Three tankers contain 403 litres, 434 litres and 465 litres of diesel respectively. Find the maximum capacity of a container that can measure the diesel of three containers exact number of times.

The required maximum capacity of a container that can measure the diesel in all three tankers exactly is the HCF of 403, 434 and 465.
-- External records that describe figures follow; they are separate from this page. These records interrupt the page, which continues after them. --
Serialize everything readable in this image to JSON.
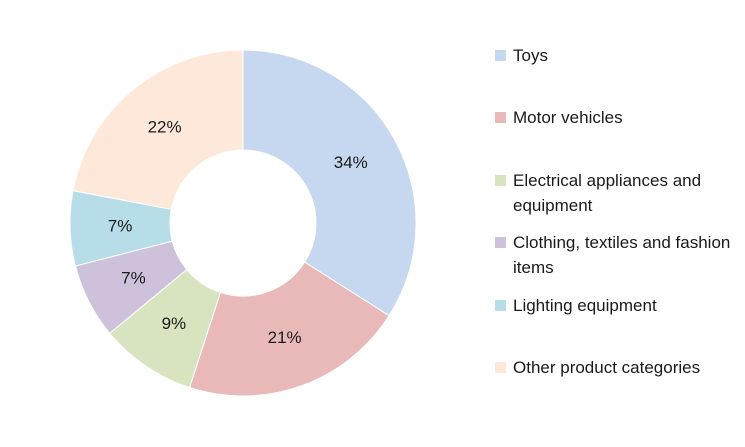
{
  "chart_data": {
    "type": "pie",
    "donut": true,
    "categories": [
      "Toys",
      "Motor vehicles",
      "Electrical appliances and equipment",
      "Clothing, textiles and fashion items",
      "Lighting equipment",
      "Other product categories"
    ],
    "values": [
      34,
      21,
      9,
      7,
      7,
      22
    ],
    "labels": [
      "34%",
      "21%",
      "9%",
      "7%",
      "7%",
      "22%"
    ],
    "colors": [
      "#c5d8f0",
      "#e8b9b8",
      "#d8e4bf",
      "#cdc1dc",
      "#b7dee8",
      "#fde8d9"
    ],
    "legend_position": "right"
  }
}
First, find HCF of 403 and 434:

$\begin{array}{l} 403\overline{\smash{\big)}434\smash{\big(}}\phantom{}1 \ \phantom{x}\phantom{()}\underline{-403} \ \phantom{{x^2 } 1())}31\overline{\smash{\big)}403\smash{\big(}}\phantom{}13 \ \phantom{{x} +1xa}\underline{-403} \ \phantom{{x^2 a} + 2x+} 0 \ \end{array}$

So, HCF of 403 and 434 = 31.

Now, find HCF of 31 and 465:

$\begin{array}{l} 31\overline{\smash{\big)}465\smash{\big(}}\phantom{}15 \ \phantom{x}\phantom{}\underline{-465} \ \phantom{{x^2 } 1()}0 \ \end{array}$

So, HCF of 31 and 465 = 31.

Hence, the maximum capacity of the container is 31 litres.